Um cidadão paquistanês, Asif Merchant, foi condenado por planejar o assassinato do presidente Donald Trump e de outros políticos americanos a mando de autoridades iranianas, informou o Departamento de Justiça dos Estados Unidos.
Acusações e julgamento
Merchant foi condenado por assassinato por encomenda e tentativa de cometer ato de terrorismo transnacional. O julgamento ocorreu no Tribunal Distrital Federal do Brooklyn, em Nova York. Durante o processo, Merchant alegou aos jurados que teria sido forçado a participar do plano para proteger sua família, que residia em Teerã, das autoridades da Guarda Revolucionária do Irã.
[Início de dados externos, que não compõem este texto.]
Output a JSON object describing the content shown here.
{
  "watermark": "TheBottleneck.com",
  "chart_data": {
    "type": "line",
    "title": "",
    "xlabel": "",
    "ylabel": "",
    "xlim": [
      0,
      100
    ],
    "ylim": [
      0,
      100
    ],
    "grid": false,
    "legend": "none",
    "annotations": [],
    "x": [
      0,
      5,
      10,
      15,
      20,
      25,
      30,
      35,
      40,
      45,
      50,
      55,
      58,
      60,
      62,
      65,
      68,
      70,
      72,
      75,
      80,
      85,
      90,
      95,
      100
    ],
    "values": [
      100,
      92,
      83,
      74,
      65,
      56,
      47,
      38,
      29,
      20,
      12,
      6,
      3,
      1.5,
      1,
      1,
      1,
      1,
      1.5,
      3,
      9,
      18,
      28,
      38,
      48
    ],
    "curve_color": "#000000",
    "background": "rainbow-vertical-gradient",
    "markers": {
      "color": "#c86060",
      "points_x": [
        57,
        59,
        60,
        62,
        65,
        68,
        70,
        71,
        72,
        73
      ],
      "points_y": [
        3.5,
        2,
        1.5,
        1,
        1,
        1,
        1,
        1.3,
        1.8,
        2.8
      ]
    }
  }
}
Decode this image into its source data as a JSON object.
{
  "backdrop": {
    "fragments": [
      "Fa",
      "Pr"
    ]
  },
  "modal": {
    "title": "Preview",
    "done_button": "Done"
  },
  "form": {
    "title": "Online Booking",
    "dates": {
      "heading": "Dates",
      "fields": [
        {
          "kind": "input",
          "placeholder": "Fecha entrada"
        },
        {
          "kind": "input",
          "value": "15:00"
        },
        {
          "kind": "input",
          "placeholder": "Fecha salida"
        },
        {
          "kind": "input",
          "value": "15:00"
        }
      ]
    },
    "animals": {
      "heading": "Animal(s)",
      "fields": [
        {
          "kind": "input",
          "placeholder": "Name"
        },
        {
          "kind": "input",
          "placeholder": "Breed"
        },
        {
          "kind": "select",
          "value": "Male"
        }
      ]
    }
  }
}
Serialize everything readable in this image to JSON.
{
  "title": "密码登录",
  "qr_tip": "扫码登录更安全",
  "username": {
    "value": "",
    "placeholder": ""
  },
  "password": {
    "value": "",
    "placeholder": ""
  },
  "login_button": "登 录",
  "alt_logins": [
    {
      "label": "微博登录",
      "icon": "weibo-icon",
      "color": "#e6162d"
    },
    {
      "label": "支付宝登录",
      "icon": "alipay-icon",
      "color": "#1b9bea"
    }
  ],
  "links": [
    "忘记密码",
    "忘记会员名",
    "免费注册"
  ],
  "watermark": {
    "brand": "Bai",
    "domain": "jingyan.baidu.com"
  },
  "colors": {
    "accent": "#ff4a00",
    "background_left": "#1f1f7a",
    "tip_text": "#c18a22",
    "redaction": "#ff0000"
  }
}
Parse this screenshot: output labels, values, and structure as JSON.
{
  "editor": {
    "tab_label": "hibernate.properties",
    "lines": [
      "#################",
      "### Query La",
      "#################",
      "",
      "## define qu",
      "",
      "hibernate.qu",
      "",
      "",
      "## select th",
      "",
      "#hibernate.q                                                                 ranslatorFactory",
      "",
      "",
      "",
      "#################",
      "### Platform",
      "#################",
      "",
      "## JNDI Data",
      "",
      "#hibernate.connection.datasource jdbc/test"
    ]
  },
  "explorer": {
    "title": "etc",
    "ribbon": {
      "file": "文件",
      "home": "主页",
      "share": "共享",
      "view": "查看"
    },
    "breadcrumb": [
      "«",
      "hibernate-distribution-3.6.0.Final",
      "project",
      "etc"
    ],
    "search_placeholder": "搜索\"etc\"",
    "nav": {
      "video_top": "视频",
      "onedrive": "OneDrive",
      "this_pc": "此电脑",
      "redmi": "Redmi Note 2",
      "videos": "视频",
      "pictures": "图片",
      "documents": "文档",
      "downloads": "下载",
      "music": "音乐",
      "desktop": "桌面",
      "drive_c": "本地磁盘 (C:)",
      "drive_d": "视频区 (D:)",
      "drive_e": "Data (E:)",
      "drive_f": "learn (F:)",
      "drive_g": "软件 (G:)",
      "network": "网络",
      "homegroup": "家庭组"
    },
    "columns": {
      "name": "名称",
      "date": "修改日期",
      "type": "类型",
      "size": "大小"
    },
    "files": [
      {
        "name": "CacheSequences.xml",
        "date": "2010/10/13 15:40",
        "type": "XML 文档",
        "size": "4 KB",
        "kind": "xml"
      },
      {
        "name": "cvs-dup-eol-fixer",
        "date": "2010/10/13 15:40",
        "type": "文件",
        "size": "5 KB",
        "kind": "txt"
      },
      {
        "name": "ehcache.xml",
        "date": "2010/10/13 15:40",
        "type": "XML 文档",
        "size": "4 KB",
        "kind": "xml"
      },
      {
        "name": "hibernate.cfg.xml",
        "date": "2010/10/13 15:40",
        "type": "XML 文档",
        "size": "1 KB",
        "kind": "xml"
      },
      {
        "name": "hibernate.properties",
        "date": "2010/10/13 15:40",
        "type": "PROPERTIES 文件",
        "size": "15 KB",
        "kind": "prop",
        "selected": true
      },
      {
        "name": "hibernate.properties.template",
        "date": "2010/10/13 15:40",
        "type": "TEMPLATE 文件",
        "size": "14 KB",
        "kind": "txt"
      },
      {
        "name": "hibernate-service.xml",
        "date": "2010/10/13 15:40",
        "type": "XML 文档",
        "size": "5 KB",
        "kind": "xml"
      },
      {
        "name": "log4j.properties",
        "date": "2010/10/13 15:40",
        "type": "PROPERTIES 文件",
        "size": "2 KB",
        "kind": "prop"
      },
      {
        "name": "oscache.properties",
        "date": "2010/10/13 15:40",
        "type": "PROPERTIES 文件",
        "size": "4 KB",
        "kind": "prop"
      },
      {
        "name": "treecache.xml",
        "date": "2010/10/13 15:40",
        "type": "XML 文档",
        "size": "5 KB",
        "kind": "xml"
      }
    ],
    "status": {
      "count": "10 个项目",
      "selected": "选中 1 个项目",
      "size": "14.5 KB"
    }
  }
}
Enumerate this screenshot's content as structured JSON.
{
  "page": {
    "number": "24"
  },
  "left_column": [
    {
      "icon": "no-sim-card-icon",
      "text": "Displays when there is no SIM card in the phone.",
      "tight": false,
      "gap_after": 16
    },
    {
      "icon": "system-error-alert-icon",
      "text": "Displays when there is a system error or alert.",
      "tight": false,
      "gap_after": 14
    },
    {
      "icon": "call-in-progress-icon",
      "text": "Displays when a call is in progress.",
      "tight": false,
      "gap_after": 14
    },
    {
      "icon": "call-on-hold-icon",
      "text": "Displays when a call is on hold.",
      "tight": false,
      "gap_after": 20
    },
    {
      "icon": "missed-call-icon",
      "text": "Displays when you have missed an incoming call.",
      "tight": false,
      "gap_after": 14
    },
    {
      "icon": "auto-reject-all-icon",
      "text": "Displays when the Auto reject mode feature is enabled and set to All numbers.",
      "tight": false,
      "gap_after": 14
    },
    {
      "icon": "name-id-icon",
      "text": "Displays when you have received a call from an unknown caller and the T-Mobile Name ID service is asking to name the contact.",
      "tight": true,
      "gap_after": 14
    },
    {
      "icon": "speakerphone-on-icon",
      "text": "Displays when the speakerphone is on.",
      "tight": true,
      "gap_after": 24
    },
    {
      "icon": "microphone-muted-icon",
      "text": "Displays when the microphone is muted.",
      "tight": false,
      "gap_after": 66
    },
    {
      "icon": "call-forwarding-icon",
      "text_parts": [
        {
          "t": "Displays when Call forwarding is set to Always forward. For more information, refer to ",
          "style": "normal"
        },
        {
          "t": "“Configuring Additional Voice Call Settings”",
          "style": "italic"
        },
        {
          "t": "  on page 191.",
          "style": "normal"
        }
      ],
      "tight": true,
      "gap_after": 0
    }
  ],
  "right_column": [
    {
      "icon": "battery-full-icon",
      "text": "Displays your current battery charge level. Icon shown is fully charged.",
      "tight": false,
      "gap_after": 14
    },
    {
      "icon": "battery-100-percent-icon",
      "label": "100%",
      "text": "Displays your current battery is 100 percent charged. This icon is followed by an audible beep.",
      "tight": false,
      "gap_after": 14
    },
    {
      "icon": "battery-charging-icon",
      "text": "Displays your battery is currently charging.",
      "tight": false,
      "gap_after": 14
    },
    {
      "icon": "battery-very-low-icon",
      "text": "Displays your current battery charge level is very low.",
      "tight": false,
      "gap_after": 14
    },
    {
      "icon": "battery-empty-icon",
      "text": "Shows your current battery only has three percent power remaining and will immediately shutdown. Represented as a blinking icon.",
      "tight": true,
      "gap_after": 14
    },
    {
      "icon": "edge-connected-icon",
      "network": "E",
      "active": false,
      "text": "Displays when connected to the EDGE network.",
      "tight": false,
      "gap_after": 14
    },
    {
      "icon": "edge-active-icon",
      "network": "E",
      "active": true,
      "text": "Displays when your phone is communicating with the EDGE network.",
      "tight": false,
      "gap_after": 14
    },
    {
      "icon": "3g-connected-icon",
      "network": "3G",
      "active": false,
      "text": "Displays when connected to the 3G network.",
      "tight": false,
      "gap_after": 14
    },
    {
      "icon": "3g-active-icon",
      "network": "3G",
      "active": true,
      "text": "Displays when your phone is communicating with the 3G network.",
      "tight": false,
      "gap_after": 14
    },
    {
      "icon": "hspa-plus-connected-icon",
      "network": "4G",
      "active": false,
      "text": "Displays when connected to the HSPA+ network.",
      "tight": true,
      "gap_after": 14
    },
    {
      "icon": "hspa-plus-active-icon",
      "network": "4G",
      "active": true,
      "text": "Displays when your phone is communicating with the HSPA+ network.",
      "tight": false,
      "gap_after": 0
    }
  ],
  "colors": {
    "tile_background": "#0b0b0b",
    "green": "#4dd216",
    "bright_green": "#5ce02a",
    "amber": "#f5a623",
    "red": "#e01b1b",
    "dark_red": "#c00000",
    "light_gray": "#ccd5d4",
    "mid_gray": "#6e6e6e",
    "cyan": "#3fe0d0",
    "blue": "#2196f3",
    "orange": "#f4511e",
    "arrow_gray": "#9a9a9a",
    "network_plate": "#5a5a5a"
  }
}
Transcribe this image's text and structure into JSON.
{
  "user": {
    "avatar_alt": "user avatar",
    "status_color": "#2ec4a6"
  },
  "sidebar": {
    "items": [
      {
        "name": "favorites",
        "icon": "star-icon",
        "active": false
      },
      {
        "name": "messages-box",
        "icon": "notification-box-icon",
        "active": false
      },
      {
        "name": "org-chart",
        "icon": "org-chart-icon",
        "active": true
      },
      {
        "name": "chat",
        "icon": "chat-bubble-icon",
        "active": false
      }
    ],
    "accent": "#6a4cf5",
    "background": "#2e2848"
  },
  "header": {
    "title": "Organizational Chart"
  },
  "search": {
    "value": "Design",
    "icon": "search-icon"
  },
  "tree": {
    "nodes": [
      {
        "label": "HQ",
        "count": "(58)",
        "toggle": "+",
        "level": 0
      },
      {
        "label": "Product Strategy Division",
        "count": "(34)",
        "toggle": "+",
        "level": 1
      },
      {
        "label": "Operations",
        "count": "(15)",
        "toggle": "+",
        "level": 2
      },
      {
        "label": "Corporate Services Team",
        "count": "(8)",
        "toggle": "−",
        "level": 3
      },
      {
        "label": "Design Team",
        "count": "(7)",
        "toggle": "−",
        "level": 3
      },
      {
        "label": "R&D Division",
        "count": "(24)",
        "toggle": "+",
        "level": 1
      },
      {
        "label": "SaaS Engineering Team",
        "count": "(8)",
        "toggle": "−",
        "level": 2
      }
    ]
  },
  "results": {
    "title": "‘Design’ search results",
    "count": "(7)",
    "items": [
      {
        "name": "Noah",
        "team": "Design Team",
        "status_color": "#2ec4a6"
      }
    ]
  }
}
O julgamento teve início no final de fevereiro, poucos dias antes de Trump ordenar ataques coordenados com Israel ao Irã, que resultaram na morte de importantes líderes iranianos, incluindo o aiatolá Ali Khamenei.
Plano de assassinato
De acordo com o Departamento de Justiça, Merchant tentou recrutar pessoas nos Estados Unidos para assassinar Trump e outros políticos americanos, em retaliação à morte do general iraniano Qassem Soleimani, ocorrida em janeiro de 2020, durante o primeiro mandato de Trump.
Os procuradores rejeitaram a alegação de coação apresentada por Merchant, argumentando que não havia provas de que ele estivesse sob ameaça real para participar do plano. Merchant admitiu que seu contato iraniano havia mencionado três alvos: Donald Trump, Joe Biden e a ex-governadora da Carolina do Sul, Nikki Haley.
Prisão e investigação
Merchant foi preso em 12 de julho de 2024, um dia antes de um comício em que Trump sofreu uma tentativa de atentado na Pensilvânia. Na ocasião, ele já planejaria deixar os Estados Unidos. Segundo a investigação, Merchant chegou ao país em abril de 2024, vindo do Irã, e tentou recrutar um parceiro para ajudá-lo no plano. O possível cúmplice denunciou o caso às autoridades e atuou como agente disfarçado.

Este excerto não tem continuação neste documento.